Spring is the season of new beginnings. There is no better time to breathe new life into your financial situation and money habits than now. YFN took a look at experts’ advice from around the world and brings you these top 10 tips for spring cleaning your finances.
- Reconnect with your financial goals
Your money goals determine how you organise your finances. Therefore, start your spring clean by checking in with yourself to see if the goals you set before are still valid. If your priorities have changed, adapt your goals accordingly.
- Start with the big picture
Look at your overall budget, and if you manage to stick to it every month. If not, what needs to change? Also review your investments and insurance. Do you know what your insurance covers, and have you informed the insurance company of any changes, such a new address or job change? Check that your beneficiaries are listed correctly and that everything is clear in the event of an emergency. Do similar checks for your savings plans, and ask questions if you find anything you feel unsure about.
- Check your accounts in detail
This might not be the most fun, but making sure that all the charges on your bank account and credit card are valid and correct, can save you a lot of money.
- Challenge your expenses
Take your account statements and/or your monthly expense tracking lists, and go through them with three different colour highlighters. Use one colour to highlight your necessary costs (rent, water and electricity, insurance, school fees, groceries), and another to mark the items you bought because you really wanted or needed them (a vacuum cleaner or new shirts for work). The third colour is for stuff you bought without really thinking first (a round of drinks at happy hour or another pair of jeans). It might surprise you to realise how much you spend on stuff you don’t really need or want. Use this information to adapt your budget.
- Get help if you need it
Once you have reviewed your financial situation, you might have some questions about how to do things differently or better. There’s a lot of help available. You can talk to a financial advisor or a consultant at your bank. Also look online for budgeting tools and apps that help you keep track of your money.

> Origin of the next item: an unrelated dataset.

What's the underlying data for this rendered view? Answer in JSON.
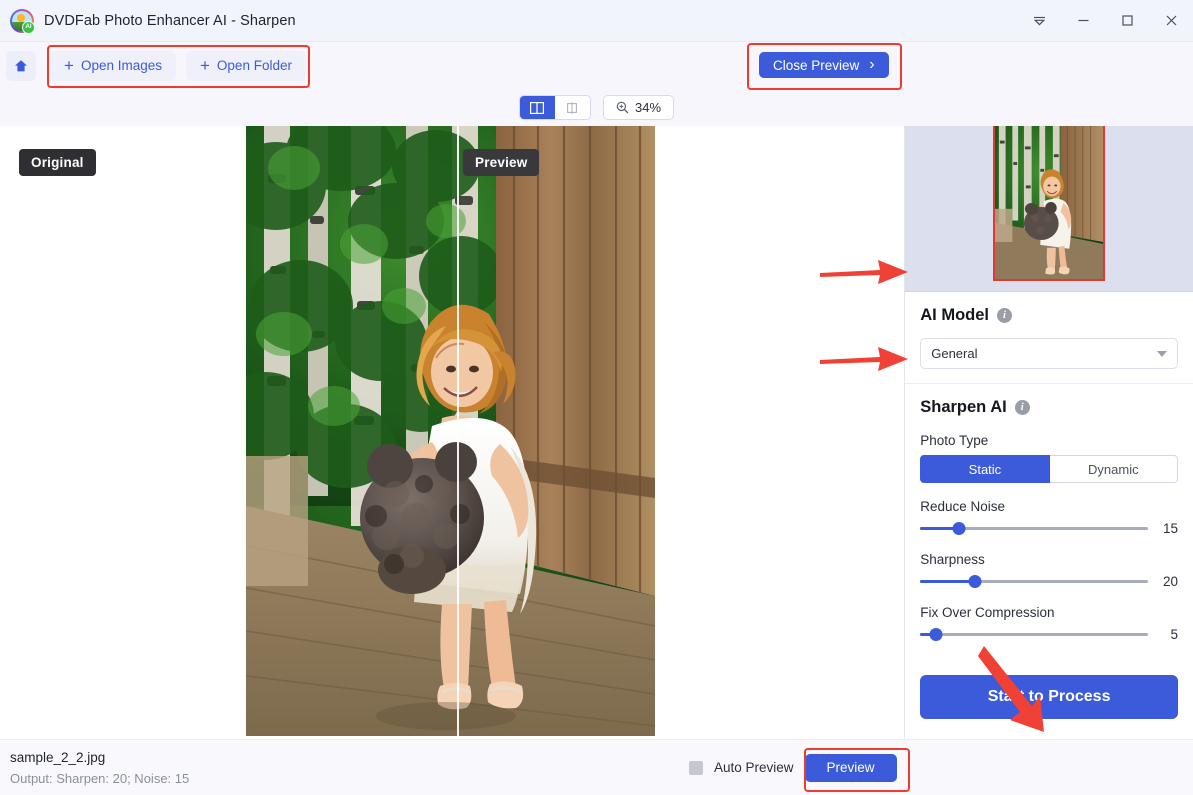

- Put your finances on auto-pilot
If payments happen automatically, you never have to worry about missing them. It is therefore a great strategy to sign debit orders for loan repayments, and things like rent and insurance premiums. Do the same for your savings account and the money you invest for retirement. You can always cancel an automatic payment if your circumstances change, but automating them now gives you the best chance of reaching your goals.Plan your holidays
- Plan your holidays
If you have not yet started, now is the time to get organised for the December holidays. Look at travel and transport options and book tickets early to get the best prices. Keep an eye out for special offers on the things you want to get people as gifts, and put extra money aside for your festive season shopping.
- Do the filing
Are you not quite sure where all your tax returns are hiding? Can you get to your bank or credit card statements quickly and easily to clear up a dispute? If not, then it’s time to get organised. It could be as simple as opening a file or two, or creating folders on your computer for different aspects of your finances. It doesn’t have to be fancy, it just has to work for you; and it will save you a lot of hassle in the long run.
- Put your money A-W-A-Y
A proper spring clean often leads to more cash in hand as you eliminate unnecessary expenses. Don’t just leave the extras in your account, because you will end up spending it. Use it instead to settle debts or put it into a savings or investment account. You’ll thank yourself later.
- Create an ICE Folder
If you’re the money manager of your household, put together a folder of information that will help others figure out how to handle the finances in case anything happens to you. This is your “In Case of Emergency,” or ICE, folder. Include all the information someone would need to take over, such as your account numbers, login IDs and passwords, a list of bills you pay each month, investment and retirement fund info and anything else that would need to be handled in your absence. This can be a paper file, or a folder on your computer. Be sure to tell your family members where to find the folder. If your partner or someone else handles your finances, ask that person to create an ICE folder for you.